Agent instructions rot

The entry point goes stale. The agent instructions say to follow the old module layout, while an ADR reversed that layout months ago. Nobody updated the agent instructions, so the agent reads them, not the ADR, and produces code shaped for the old system.

The fix is structural and slightly painful. Treat agent instructions as part of the architecture, not part of the initial setup. Any PR changing something the agent instructions describe must update them in the same commit. No CI check catches "the convention you describe no longer matches the code". The Agent Instructions topic covers what to put in AGENTS.md and .agents/instructions/.... Keeping these current stays your job.

Dead specs

Open openspec/changes/ and find a pile of directories: implemented changes, canceled changes, an implemented change never archived, a partially done change from before the original author left, and competing proposals for the same change.
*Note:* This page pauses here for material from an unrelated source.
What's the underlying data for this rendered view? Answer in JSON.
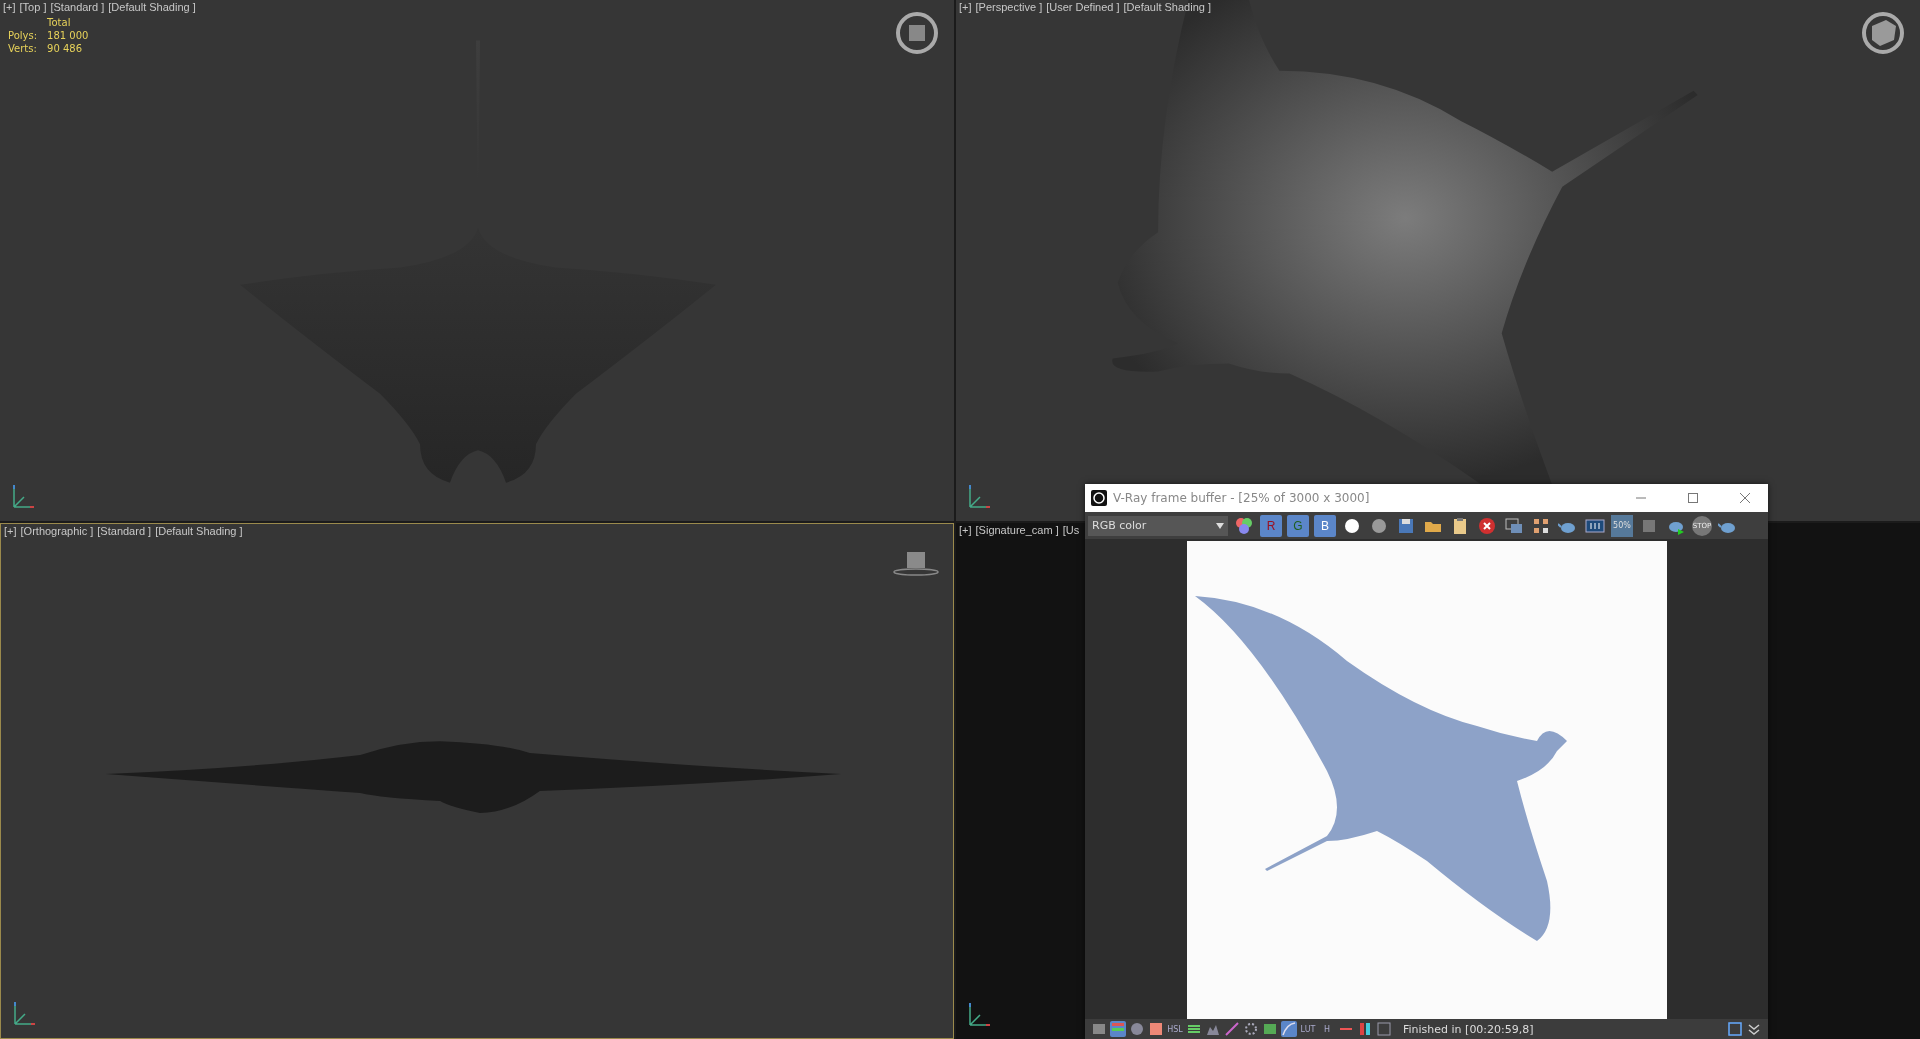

Without an archive step, the agent has no signal to distinguish a canceled spec from an active one. Whatever it reads, it reads as live instruction. De Schryver's case for keeping agentic workflows simple lands here: the clutter compounds with every change the team leaves un-archived.

A dead spec is worse than no spec. It tells the agent authoritatively about behavior the system no longer has, decisions that were reversed, and acceptance criteria never proven. Worse, it does so as the agent's first read of the change folder. Archive immediately after implementation. The Spec Lifecycle chapter builds the archive discipline that prevents this.

Sources: De Schryver, "Keep Agentic AI Simple" (2026), clutter as a compounding factor in agent context.

Agent-accelerated tech debt

Without spec-first discipline, the agent produces code that satisfies the immediate ask and quietly violates an architectural decision nobody read out loud. At human speed, this kind of drift accumulated across quarters. At agent speed, a day of merged PRs adds the architectural contradictions that once took weeks of hand-written changes to produce. Yegge's framing of the agentic shift fits: velocity amplifies whatever discipline is already there, and whatever is missing.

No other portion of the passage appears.